Deux programmateurs entrent en campagne. Raté.

À chaque édition, la Scène Nationale de Cavaillon accueille un des spectacles du festival des Hivernales d’Avignon. Mais cette année, d’après la page Facebook de la Scène Nationale, la donne change: «Demain, notre traditionnel RDV avec les Hivernales -> une soirée autour du chorégraphe Saburo Teshigawara. Pas de spectacle, mais 2 films documentaires et un débat sur les politiques culturelles en ces temps d’élections». 
Je m’étonne et répond : «Drôle de rendez-vous quand même! Vous n’avez pas trouvé d’autres chorégraphes pour jouer ce soir-là et pallier l’absence de Saburo Teshigawara (qui, nous dit-on, n’est pas là pour raison budgétaire)?»
La réponse ne se fait pas attendre : «Oui, Saburo Teshigawara n’est pas là pour raison budgétaire. Le spectacle a été annulé très tardivement, car nous avons essayé jusqu’au dernier moment de trouver une solution. Et plutôt que de proposer un “spectacle de remplacement” en urgence, nous avons choisi de présenter quand même le travail de Saburo, qui est aussi vidéaste, sous une autre forme.
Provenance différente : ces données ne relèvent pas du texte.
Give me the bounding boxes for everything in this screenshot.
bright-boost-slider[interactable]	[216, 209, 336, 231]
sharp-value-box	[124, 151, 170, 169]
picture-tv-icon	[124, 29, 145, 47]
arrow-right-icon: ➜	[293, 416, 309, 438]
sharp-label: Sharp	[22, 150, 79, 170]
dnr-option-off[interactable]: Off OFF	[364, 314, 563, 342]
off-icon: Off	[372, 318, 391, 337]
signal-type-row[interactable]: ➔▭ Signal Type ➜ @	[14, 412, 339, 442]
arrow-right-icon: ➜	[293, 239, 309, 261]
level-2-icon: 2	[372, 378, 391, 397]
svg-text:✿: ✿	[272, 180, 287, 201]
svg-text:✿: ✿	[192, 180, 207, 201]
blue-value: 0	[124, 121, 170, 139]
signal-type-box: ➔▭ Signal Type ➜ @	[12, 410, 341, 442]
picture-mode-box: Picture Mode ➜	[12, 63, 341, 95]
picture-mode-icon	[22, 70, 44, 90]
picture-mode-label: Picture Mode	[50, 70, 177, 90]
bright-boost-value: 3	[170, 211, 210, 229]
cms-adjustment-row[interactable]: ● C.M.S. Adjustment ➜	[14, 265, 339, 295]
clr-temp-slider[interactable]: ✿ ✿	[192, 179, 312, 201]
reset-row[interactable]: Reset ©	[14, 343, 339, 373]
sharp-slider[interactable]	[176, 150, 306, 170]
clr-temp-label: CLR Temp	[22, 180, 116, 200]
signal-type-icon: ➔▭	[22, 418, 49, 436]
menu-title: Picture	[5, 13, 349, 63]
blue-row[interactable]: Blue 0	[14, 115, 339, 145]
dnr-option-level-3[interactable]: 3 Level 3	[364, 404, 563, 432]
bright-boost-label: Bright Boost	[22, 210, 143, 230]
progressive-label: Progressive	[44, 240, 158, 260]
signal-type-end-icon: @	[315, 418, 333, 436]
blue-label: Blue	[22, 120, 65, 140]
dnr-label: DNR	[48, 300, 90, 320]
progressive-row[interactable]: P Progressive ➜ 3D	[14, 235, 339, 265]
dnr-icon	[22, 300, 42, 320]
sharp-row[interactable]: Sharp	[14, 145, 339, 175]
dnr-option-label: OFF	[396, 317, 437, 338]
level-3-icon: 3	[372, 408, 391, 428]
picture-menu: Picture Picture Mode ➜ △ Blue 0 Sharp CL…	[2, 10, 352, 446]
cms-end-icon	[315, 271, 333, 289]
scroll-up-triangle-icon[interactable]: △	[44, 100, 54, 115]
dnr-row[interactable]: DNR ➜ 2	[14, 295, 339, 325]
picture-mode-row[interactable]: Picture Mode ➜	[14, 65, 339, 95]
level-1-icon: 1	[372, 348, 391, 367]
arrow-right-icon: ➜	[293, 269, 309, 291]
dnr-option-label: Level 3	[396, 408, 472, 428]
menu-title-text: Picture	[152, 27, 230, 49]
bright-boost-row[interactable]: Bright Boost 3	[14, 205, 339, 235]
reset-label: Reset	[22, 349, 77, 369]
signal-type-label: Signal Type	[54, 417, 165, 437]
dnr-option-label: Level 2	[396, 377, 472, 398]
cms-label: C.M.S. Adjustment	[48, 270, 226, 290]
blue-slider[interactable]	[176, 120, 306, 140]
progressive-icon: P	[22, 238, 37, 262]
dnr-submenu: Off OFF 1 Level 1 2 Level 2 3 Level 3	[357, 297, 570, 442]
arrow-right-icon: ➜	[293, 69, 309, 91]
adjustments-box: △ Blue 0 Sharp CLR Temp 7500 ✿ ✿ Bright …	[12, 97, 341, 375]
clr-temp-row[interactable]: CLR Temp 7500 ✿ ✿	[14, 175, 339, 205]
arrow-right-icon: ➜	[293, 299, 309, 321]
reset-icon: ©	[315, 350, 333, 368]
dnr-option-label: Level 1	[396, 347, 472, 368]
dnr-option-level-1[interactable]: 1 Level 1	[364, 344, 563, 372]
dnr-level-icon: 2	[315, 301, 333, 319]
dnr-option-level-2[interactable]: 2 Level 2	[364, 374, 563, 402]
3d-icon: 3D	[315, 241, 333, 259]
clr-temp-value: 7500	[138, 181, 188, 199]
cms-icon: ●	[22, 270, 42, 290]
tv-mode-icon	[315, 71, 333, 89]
Et de partager avec nos publics respectifs, au travers de ce cas exemplaire, les difficultés qui sont les nôtres aujourd’hui et d’échanger autour des enjeux culturels pour le moment laissés de côté par la campagne présidentielle.»
Ma réponse: «J’ai l’impression que l’on mélange tout…Je sens le piège:-)(en effet, je m’amuse à faire référence à l’engagement public de Jean-Michel Gremillet, directeur de la Scène, auprès de Jean-Luc Mélenchon)“.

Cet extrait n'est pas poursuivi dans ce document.